Sitting in a soundproof room furnished only with a chair, a lamp, a dictionary and a four-track cassette recorder, education sophomore Virginia Birringer turned toward a thick physics textbook and prepared to record herself reading it.
"I was nervous the first time reading because I was like, 'Someone's going to be listening to my voice,'" she said. "But after awhile, you get used to it."
Birringer is one of more than 100 volunteers who visit the Resource Center for Persons with Disabilities in Bessey Hall on a weekly basis. The volunteers help with alternative text production, which gives textbook and exam options to students with visual impairments.
Alternative text is produced in a variety of ways, such as recording books or exams on cassette tapes, scanning text into a computer data bank or reading to a student in person - which Birringer said is the most worthwhile out of all the methods.
"It's more fun doing that because you actually see somebody instead of just being in a little padded room," she said.
Many of the readers are from Tower Guard, a sophomore honors organization that requires members to volunteer a total of 120 hours per year at the center. Other volunteers periodically read on a drop-in basis, while some choose to participate at times when text is in high demand, such as at the beginning of each semester.
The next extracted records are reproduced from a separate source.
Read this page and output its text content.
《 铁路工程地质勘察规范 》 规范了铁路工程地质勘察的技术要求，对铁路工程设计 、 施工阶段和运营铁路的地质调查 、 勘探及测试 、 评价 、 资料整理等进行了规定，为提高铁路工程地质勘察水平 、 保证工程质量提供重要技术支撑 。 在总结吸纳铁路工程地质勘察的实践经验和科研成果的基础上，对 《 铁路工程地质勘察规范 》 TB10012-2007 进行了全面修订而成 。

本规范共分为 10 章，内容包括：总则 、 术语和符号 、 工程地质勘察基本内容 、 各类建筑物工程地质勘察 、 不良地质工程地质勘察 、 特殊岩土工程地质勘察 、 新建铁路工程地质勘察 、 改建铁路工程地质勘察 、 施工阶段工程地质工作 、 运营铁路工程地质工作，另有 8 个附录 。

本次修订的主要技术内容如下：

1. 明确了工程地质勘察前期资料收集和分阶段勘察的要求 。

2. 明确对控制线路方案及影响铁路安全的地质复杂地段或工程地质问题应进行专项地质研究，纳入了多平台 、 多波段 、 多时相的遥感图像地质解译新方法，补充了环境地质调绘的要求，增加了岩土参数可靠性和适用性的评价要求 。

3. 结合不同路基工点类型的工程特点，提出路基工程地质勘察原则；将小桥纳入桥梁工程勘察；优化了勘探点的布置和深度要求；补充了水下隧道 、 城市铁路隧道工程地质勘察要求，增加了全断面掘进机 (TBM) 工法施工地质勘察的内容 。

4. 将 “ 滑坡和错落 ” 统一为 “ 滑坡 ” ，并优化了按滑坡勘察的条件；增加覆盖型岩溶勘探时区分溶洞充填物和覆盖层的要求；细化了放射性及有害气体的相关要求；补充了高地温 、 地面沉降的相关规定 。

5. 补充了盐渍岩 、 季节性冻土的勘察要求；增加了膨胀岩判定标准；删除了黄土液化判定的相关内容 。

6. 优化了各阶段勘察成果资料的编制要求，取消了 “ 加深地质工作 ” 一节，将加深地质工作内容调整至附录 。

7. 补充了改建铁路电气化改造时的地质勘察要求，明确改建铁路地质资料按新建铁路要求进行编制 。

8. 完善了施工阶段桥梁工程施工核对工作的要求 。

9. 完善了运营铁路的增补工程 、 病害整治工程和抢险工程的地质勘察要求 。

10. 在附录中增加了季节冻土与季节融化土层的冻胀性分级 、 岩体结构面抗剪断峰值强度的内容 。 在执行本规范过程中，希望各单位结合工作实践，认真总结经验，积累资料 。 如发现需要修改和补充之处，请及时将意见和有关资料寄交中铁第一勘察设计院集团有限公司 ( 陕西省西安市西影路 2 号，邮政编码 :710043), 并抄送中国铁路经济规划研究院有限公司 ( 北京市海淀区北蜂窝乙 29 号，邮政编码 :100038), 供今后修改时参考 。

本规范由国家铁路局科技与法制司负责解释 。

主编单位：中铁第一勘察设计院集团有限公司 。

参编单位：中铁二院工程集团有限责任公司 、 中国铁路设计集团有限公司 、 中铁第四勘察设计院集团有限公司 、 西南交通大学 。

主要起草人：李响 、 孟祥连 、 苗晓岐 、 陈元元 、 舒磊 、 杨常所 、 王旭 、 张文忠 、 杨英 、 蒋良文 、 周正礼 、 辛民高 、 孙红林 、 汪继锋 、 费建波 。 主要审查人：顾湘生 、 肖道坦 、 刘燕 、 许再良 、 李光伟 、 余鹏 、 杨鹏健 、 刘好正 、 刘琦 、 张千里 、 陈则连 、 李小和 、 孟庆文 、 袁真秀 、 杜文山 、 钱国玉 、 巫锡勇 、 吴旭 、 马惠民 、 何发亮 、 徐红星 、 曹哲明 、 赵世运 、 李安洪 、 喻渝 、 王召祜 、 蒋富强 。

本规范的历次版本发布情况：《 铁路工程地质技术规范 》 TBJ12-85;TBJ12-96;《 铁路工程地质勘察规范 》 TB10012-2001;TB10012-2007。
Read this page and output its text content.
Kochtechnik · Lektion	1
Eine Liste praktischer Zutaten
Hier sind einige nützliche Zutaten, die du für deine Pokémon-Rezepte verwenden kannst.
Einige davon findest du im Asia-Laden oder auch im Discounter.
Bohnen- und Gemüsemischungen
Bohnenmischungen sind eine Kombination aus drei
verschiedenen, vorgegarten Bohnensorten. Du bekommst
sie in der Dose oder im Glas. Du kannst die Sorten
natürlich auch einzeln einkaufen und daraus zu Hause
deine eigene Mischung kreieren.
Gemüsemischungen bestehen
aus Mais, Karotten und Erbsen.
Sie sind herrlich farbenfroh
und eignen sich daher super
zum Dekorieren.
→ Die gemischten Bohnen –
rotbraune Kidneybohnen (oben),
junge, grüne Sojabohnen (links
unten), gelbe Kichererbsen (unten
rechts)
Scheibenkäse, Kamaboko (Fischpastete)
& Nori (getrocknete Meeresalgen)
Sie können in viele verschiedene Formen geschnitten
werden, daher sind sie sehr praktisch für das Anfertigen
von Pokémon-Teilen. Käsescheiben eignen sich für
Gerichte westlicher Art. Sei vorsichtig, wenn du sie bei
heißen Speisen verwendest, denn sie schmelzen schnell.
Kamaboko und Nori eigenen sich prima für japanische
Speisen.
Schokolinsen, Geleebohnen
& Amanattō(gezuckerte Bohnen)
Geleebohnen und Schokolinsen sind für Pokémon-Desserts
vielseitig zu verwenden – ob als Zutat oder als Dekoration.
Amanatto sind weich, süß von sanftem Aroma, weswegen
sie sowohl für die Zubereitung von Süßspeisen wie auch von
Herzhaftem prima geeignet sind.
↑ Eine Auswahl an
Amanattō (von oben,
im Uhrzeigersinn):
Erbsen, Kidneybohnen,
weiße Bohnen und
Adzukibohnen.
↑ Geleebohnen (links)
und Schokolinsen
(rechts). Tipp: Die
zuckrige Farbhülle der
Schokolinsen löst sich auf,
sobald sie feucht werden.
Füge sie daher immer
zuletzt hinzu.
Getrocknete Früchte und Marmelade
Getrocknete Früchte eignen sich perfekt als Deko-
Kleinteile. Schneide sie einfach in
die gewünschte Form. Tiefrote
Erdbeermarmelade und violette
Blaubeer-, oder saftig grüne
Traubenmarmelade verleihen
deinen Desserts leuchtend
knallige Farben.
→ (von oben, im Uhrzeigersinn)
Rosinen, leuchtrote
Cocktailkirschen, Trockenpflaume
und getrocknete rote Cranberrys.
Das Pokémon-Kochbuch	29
Virginia Martz, a blindness and visual impairment and mobility disability specialist at the Resource Center, said volunteers are asked to commit to at least one hour of reading per week because of the time and energy needed to train them.
Currently, about 200 students are approved for alternative text formats out of the 850 to 1,000 students who access various services at the center each semester. Some drop in to pick up recorded text while others set up times to meet with personal readers.
Crystal LaFleche, who often uses the center to take tests and to get books on tape, recently started working with a personal reader.
"The person I'm working with is wonderful," the political theory and constitutional democracy junior said, adding that she was apprehensive at first about interacting one-on-one with a reader.
"It's like meeting a new person, and this person is like a new friend," she said. "It's like, 'OK, well, are they going to be nice or are they going to want to do this - or am I just a time-filler?'"
Volunteers also help the center keep up with advances in technology, which allow faster production of alternative text to help meet demand. One method increasing in popularity is electronic text, or E-text.
Volunteers scan material into a computer database before editing it and making it available to students, who then read it with the help of computer programs that enlarge text or read it aloud.
"In terms of alternative format and its production, technology is moving forward and we're keeping pace," Martz said. "More and more, students are starting to use electronic formats or digital formats of their material."
Employees at the center said their hope is to eventually phase out tape-recorded audio and switch to digital technology, making alternative text production quickly accessible to more students.
"It's definitely a big step forward," said Jeremy Nufer, a former volunteer who now works at the center and trains new readers. "It's really good seeing how our system is about to change and become more efficient and even better at helping people more easily."
The Resource Center for Persons with Disabilities covers other services for persons with vision impairments, ranging from textbooks or classwork to menus and commencement programs in large print or Braille. They also work closely with MSU's Printing Services.